El colapso de Zimbabwe

Zimbabwe, un país que estaba en el camino del desarrollo sobre la base del respeto a la propiedad, una moneda sana y la exportación al exterior, no es ahora capaz siquiera de cubrir sus propias necesidades alimenticias

En el año 2000, Robert Mugabe inició en Zimbabwe una política de expolio de tierras en manos de los blancos, para repartirlas entre los negros. Esta política racista contaba, como no podía ser menos, con el vivo aplauso de parte de la izquierda internacional. Mugabe enviaba a bandas de matones a las granjas y explotaciones en manos de blancos, instaurando un régimen de terror. Más de 4.000 agricultores y propietarios fueron expulsados de sus tierras. Cuando los negros se hicieran con ellas, anunciaba el dictador, los resultados no se harían esperar.
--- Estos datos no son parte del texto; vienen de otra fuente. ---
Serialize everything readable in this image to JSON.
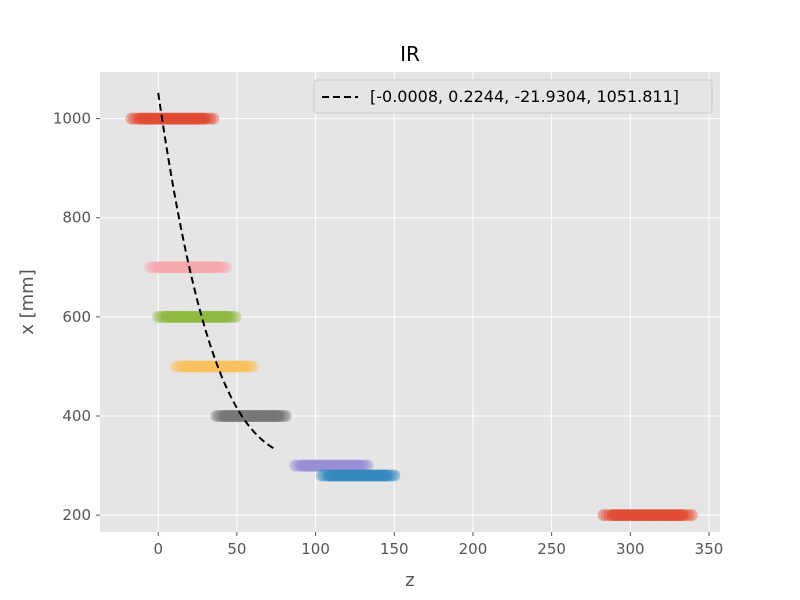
{
  "chart_data": {
    "type": "scatter",
    "title": "IR",
    "xlabel": "z",
    "ylabel": "x [mm]",
    "xlim": [
      -37,
      357
    ],
    "ylim": [
      166,
      1094
    ],
    "xticks": [
      0,
      50,
      100,
      150,
      200,
      250,
      300,
      350
    ],
    "yticks": [
      200,
      400,
      600,
      800,
      1000
    ],
    "grid": true,
    "style": "ggplot",
    "legend_position": "top-right",
    "series": [
      {
        "y": 1000,
        "x_range": [
          -17,
          35
        ],
        "color": "#E24A33"
      },
      {
        "y": 700,
        "x_range": [
          -5,
          43
        ],
        "color": "#F7A8AE"
      },
      {
        "y": 600,
        "x_range": [
          0,
          49
        ],
        "color": "#8EBA42"
      },
      {
        "y": 500,
        "x_range": [
          11,
          60
        ],
        "color": "#FBC15E"
      },
      {
        "y": 400,
        "x_range": [
          37,
          81
        ],
        "color": "#777777"
      },
      {
        "y": 300,
        "x_range": [
          87,
          133
        ],
        "color": "#988ED5"
      },
      {
        "y": 280,
        "x_range": [
          104,
          150
        ],
        "color": "#348ABD"
      },
      {
        "y": 200,
        "x_range": [
          283,
          339
        ],
        "color": "#E24A33"
      }
    ],
    "fit": {
      "label": "[-0.0008, 0.2244, -21.9304, 1051.811]",
      "coefficients": [
        -0.0008,
        0.2244,
        -21.9304,
        1051.811
      ],
      "x_range": [
        0,
        75
      ],
      "style": "dashed",
      "color": "#000000"
    }
  }
}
La producción se multiplicaría y los de su raza mejorarían la situación, empobrecida por la explotación de los blancos, que se habían quedado con las mejores tierras en la época colonial. Estas razones se acompañaban y aderezaban en los países del primer mundo con reflexiones sesudas, elaboradas desde el desecho teórico marxista, a cuenta del colonialismo, la lucha de clases convertida en lucha de razas y demás.
 
No hace mucho que el propio Mugabe ha tenido que reconocer su fracaso. De hecho la mayoría de las fincas robadas a los blancos jamás han sido ocupadas. Quien no es capaz de entender en qué consiste la riqueza se sorprende por este tipo de fenómenos. Se cree que de algún modo la riqueza simplemente “está ahí”, a la espera de alguien vaya y la recoja, como quien coge la fruta de un árbol. Pero cuando se ha intentado agarrar la riqueza ajena, ésta se ha desvanecido entre los dedos como la arena del desierto. Expulsados los “explotadores”, resulta que la fabulosa riqueza que pretendían tomar no aparece por ningún lado. Esta fue la experiencia de Allende, y desde luego esta ha sido la experiencia de Robert Mugabe. Pero como Mugabe sigue sin sospechar cómo se crea la riqueza, no sólo no ha dado un paso atrás. A la vista de que su plan de expolio y reparto resultó en fracaso ha decidido huir hacia delante y el 8 de junio de 2004 prohibió el régimen de propiedad privada sobre la tierra, que ha pasado a nacionalizar. Le espera un nuevo fracaso.
 
Si esperaban tomar, sin más, la riqueza y una vez expulsados los dueños de las tierras ésta no aparece por ningún lado, ¿No será que la riqueza hay que crearla? Pero para hacerlo es necesario que un régimen de propiedad privada asegure al productor que, buenos o malos, los resultados de sus esfuerzos serán exclusivamente para él. Nadie invierte en lo que no le pertenece. Las mejoras, incluso el mantenimiento del capital con el que se creaba la riqueza sobre el feraz suelo de Zimbabwe, se han detenido. No se invierte capital y el resultado es el que cabía esperar.
 
Zimbabwe, un país que estaba en el camino del desarrollo sobre la base del respeto a la propiedad, una moneda sana y la exportación al exterior, no es ahora capaz siquiera de cubrir sus propias necesidades alimenticias. Naciones Unidas le ofreció ayuda internacional, en forma de la comida que el país ya no producía. Pero gran parte de esa ayuda tenía procedencia estadounidense. Robert Mugabe la rechazó, diciendo que Zimbabwe era autosuficiente. Greenpeace apoyó al dictador en su rechazo, porque la ayuda de los estadounidenses contenía alimentos genéticamente modificados.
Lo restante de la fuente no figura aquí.